Highly aromatic lemon verbena feels almost sticky due to the oils in the leaves that are responsible for its fragrance and pungent lemony flavor. Steep, then strain the leaves to extract their flavor in soups and ice cream bases.
Lemon verbena leaves are very fragrant and make excellent crème brûlée and ice cream. Verbena (as it's most often called) isn't widely available in markets, but it's easy to grow. If you don't happen to have some handy, you can use another aromatic herb such as mint or tarragon.
Recipe: Lemon Verbena Ice Cream
Sweet, tangy, and a little bit spicy, pineapple soup is a traditional meal in Southeast Asia. If you don't have lemon verbena growing in your garden, you could substitute other aromatic Asian herbs such as Thai basil or fresh cilantro..
Closely related to oregano, marjoram tastes similar, but sweeter and more subtle. It's a natural with Italian-style pasta dishes and meats.
The lamb is great, but it’s the toasty garlic sauce that gets drizzled over the top that makes this dish a winner. If you like lamb, but you love garlic, then this is the recipe for you.

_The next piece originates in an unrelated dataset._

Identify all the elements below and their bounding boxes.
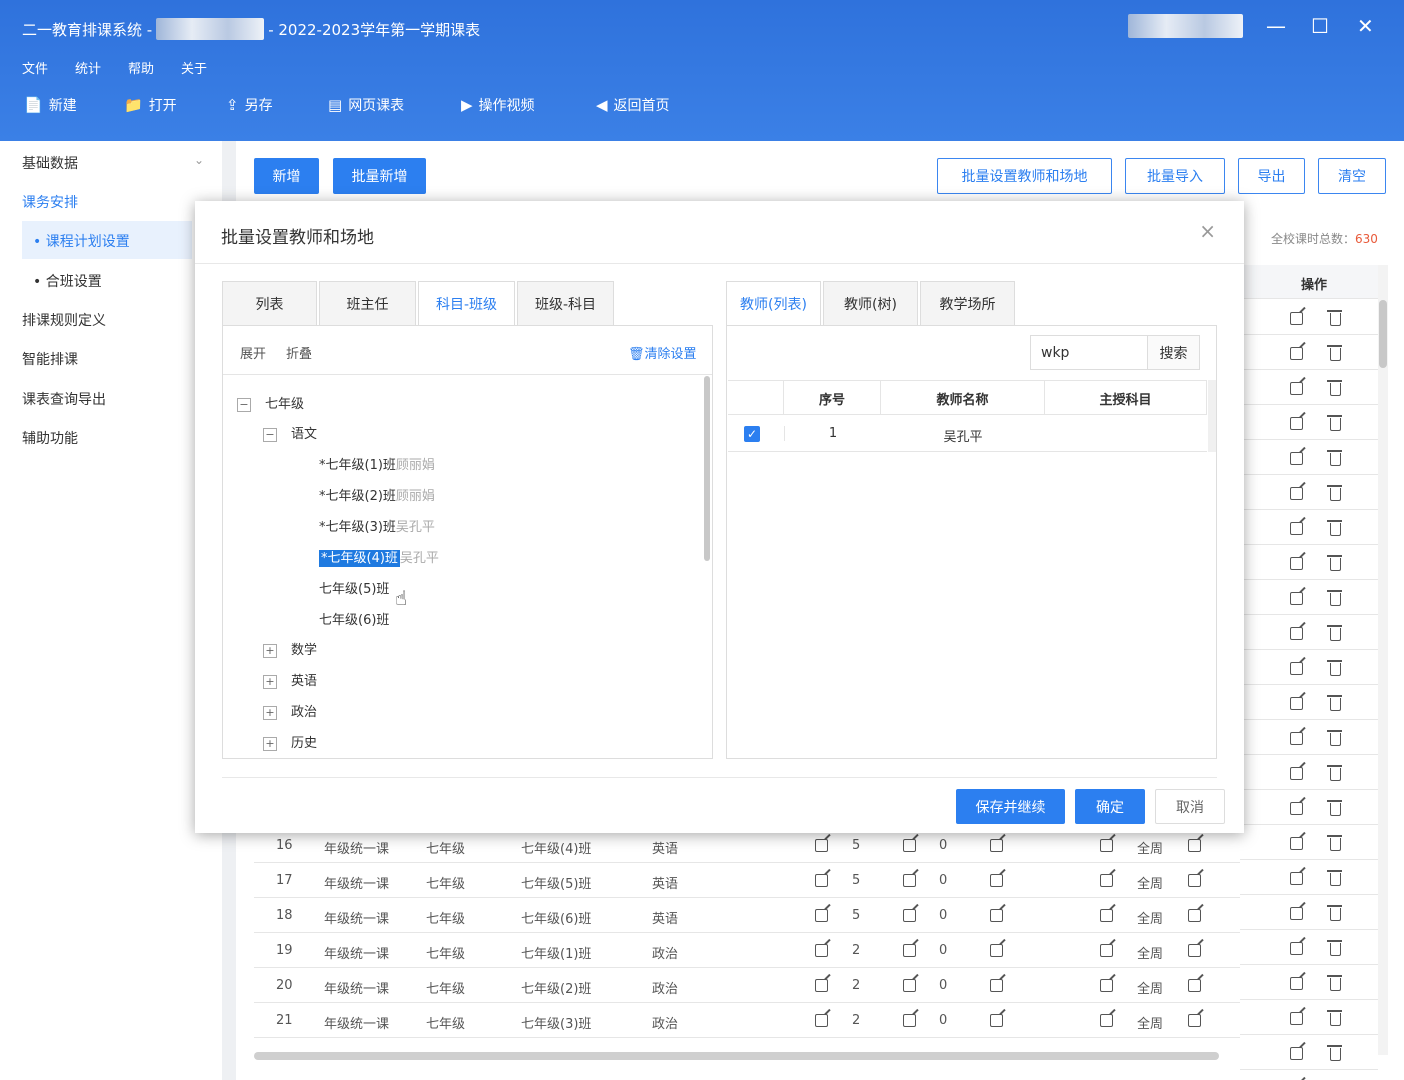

Instead of loading pasta shells with lots of cheese, use less and combine it with delicate ribbons of fresh vegetables. A mandoline will give you the most delicate veggie ribbons, but you can also use a vegetable peeler.

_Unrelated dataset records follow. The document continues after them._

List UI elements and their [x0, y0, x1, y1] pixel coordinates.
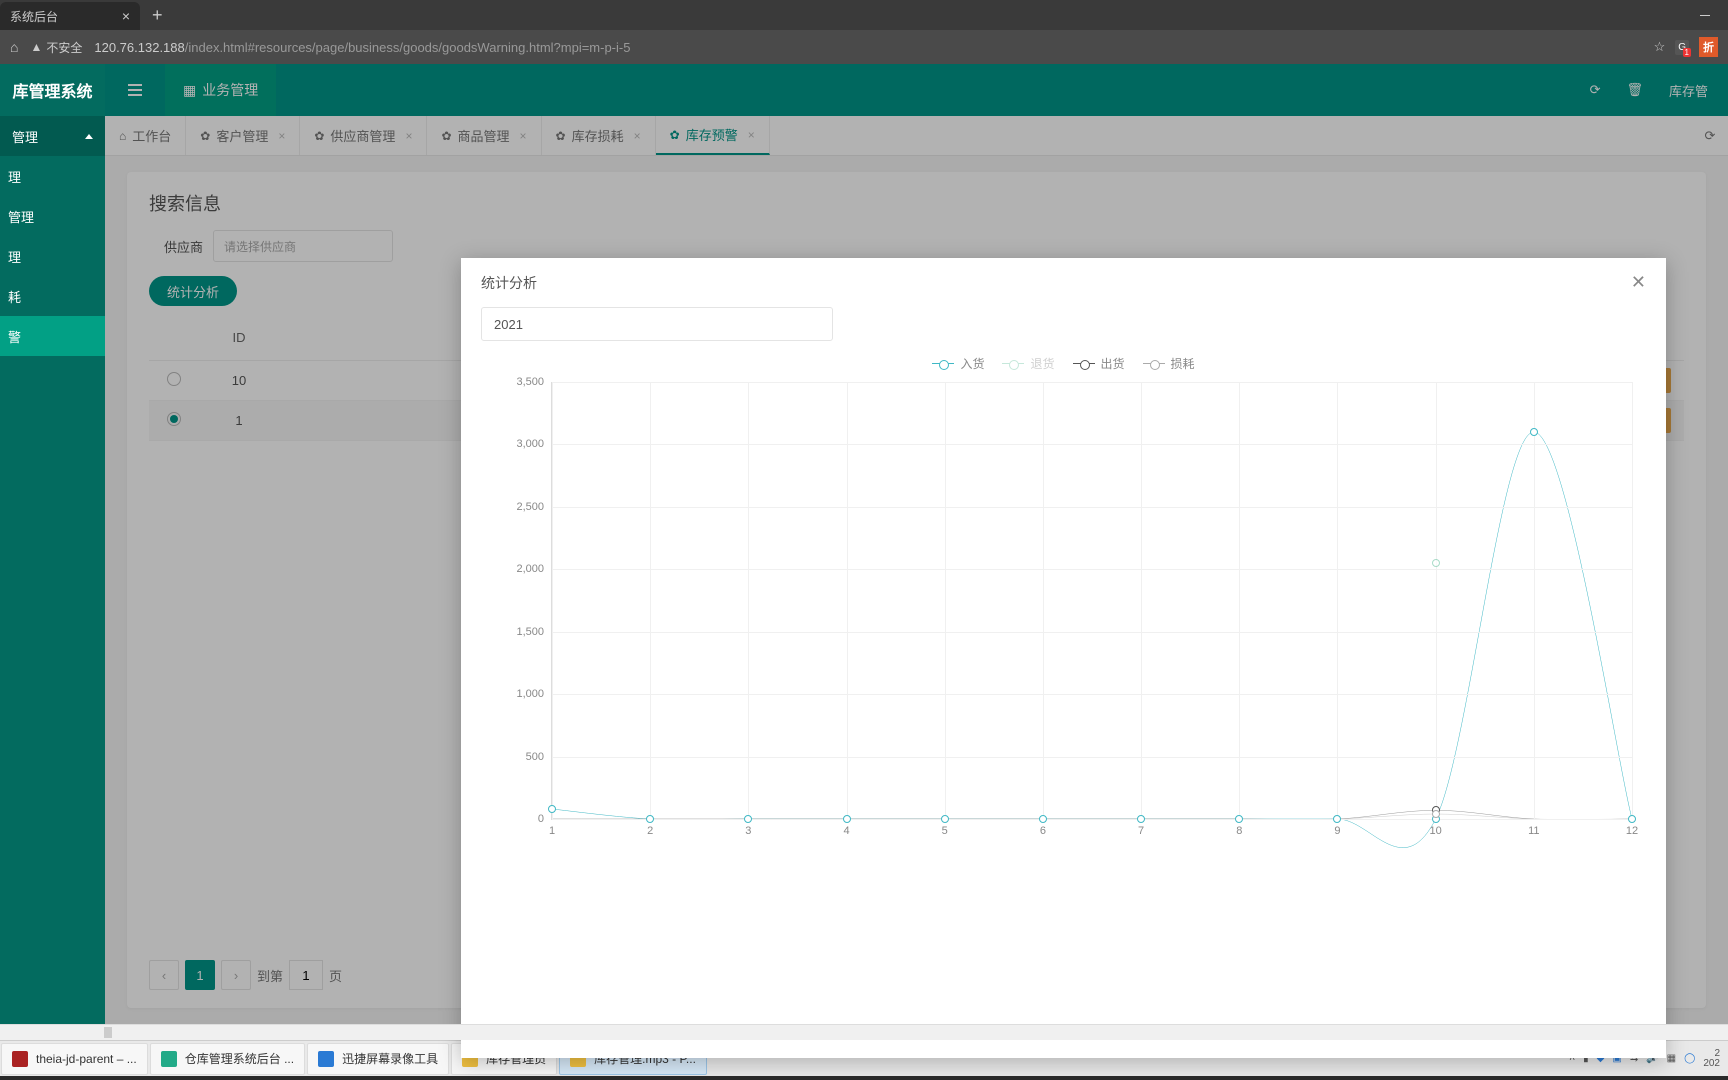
address-bar[interactable]: 120.76.132.188/index.html#resources/page… [94, 40, 1641, 55]
window-minimize-button[interactable] [1682, 0, 1728, 30]
y-tick-label: 2,500 [516, 501, 544, 513]
app-icon [12, 1051, 28, 1067]
legend-marker-icon [1143, 363, 1165, 364]
x-tick-label: 12 [1626, 825, 1638, 837]
sidebar-item[interactable]: 警 [0, 316, 105, 356]
taskbar-item[interactable]: theia-jd-parent – ... [1, 1043, 148, 1075]
close-icon[interactable]: ✕ [1631, 272, 1646, 293]
insecure-badge[interactable]: ▲ 不安全 [30, 39, 82, 56]
legend-item[interactable]: 损耗 [1143, 355, 1195, 372]
legend-item[interactable]: 出货 [1073, 355, 1125, 372]
chart-point[interactable] [1333, 815, 1341, 823]
modal-title: 统计分析 [481, 273, 537, 293]
y-tick-label: 3,000 [516, 438, 544, 450]
chart-point[interactable] [941, 815, 949, 823]
x-tick-label: 5 [942, 825, 948, 837]
sidebar-item[interactable]: 理 [0, 236, 105, 276]
x-tick-label: 10 [1430, 825, 1442, 837]
x-tick-label: 4 [843, 825, 849, 837]
chart-point[interactable] [1137, 815, 1145, 823]
browser-tab-title: 系统后台 [10, 8, 58, 25]
x-tick-label: 7 [1138, 825, 1144, 837]
legend-marker-icon [932, 363, 954, 364]
chart-point[interactable] [1039, 815, 1047, 823]
y-tick-label: 500 [526, 751, 544, 763]
chart-point[interactable] [1432, 810, 1440, 818]
chevron-up-icon [85, 134, 93, 139]
x-tick-label: 11 [1528, 825, 1539, 837]
chart-point[interactable] [1432, 559, 1440, 567]
chart-point[interactable] [1235, 815, 1243, 823]
horizontal-scrollbar[interactable] [0, 1024, 1728, 1040]
new-tab-button[interactable]: + [140, 5, 175, 26]
chart-point[interactable] [744, 815, 752, 823]
taskbar-item[interactable]: 仓库管理系统后台 ... [150, 1043, 305, 1075]
chart-point[interactable] [1530, 428, 1538, 436]
sidebar-item[interactable]: 管理 [0, 196, 105, 236]
chart-point[interactable] [1628, 815, 1636, 823]
extension-translate-icon[interactable]: G [1675, 40, 1689, 55]
tray-clock: 2 [1703, 1049, 1720, 1059]
home-icon[interactable]: ⌂ [10, 39, 18, 55]
y-tick-label: 2,000 [516, 563, 544, 575]
x-tick-label: 6 [1040, 825, 1046, 837]
sidebar: 库管理系统 管理 理 管理 理 耗 警 [0, 64, 105, 1024]
taskbar-item[interactable]: 迅捷屏幕录像工具 [307, 1043, 449, 1075]
tray-date: 202 [1703, 1059, 1720, 1069]
x-tick-label: 2 [647, 825, 653, 837]
analysis-modal: 统计分析 ✕ 2021 入货 退货 出货 损耗 0 500 1,000 1,500 2,000… [461, 258, 1666, 1058]
legend-item[interactable]: 入货 [932, 355, 984, 372]
x-tick-label: 9 [1334, 825, 1340, 837]
legend-marker-icon [1002, 363, 1024, 364]
x-tick-label: 1 [549, 825, 555, 837]
y-tick-label: 1,500 [516, 626, 544, 638]
app-icon [318, 1051, 334, 1067]
bookmark-star-icon[interactable]: ☆ [1654, 39, 1666, 55]
y-tick-label: 1,000 [516, 688, 544, 700]
close-icon[interactable]: × [122, 8, 130, 24]
app-logo: 库管理系统 [0, 64, 105, 116]
chart-point[interactable] [843, 815, 851, 823]
chart-point[interactable] [548, 805, 556, 813]
sidebar-item[interactable]: 耗 [0, 276, 105, 316]
y-tick-label: 3,500 [516, 376, 544, 388]
chart-point[interactable] [646, 815, 654, 823]
legend-item[interactable]: 退货 [1002, 355, 1054, 372]
sidebar-item[interactable]: 理 [0, 156, 105, 196]
browser-tab[interactable]: 系统后台 × [0, 2, 140, 30]
tray-app2-icon[interactable]: ◯ [1684, 1053, 1695, 1064]
year-select[interactable]: 2021 [481, 307, 833, 341]
x-tick-label: 8 [1236, 825, 1242, 837]
extension-discount-icon[interactable]: 折 [1699, 37, 1718, 57]
tray-ime-icon[interactable]: ▦ [1667, 1053, 1676, 1064]
y-tick-label: 0 [538, 813, 544, 825]
x-tick-label: 3 [745, 825, 751, 837]
app-icon [161, 1051, 177, 1067]
sidebar-group[interactable]: 管理 [0, 116, 105, 156]
legend-marker-icon [1073, 363, 1095, 364]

Recipe: Vegetable Ribbon Pasta Shells
Also known as perilla, shiso has hints of basil, cinnamon, and anise that pair well with Japanese seasonings and with the mild, buttery flavor of avocados.
The warm anise flavor of shiso, encouraged by the licoricey fennel, comes through clearly in this pretty salad. You can use either red or green shiso (red is slightly stronger in flavor) or a combination.
One of the most important ingredients in Southeast Asian cooking, Thai basil gives a pungent licorice-like aroma and zing to soups, noodle dishes, meats, and seafood.
Think of cilantro on steroids—or the flavor of cilantro that has bolted—and you've got the idea of rau ram. Southeast Asian cooks often serve big sprigs of it along with regular cilantro and basil as a fresh accent for lettuce wraps, noodle dishes, soups, and egg dishes.
Wrap pieces of these hot, smoky crêpes in cool lettuces and aromatic herbs—the mix is called a table salad—and dip into Vietnamese dipping sauce. For table salad, or rau song, use lettuce leaves, thinly sliced cucumber, and any combo of aromatic herb sprigs, including rau ram.
Recipe: Sizzling Saigon Crêpes
Fish stews with curry are common throughout Southeast Asia. We love the simplicity of this version, which uses red curry. If you’re sensative to heat, feel free to go a bit heavier on the curry.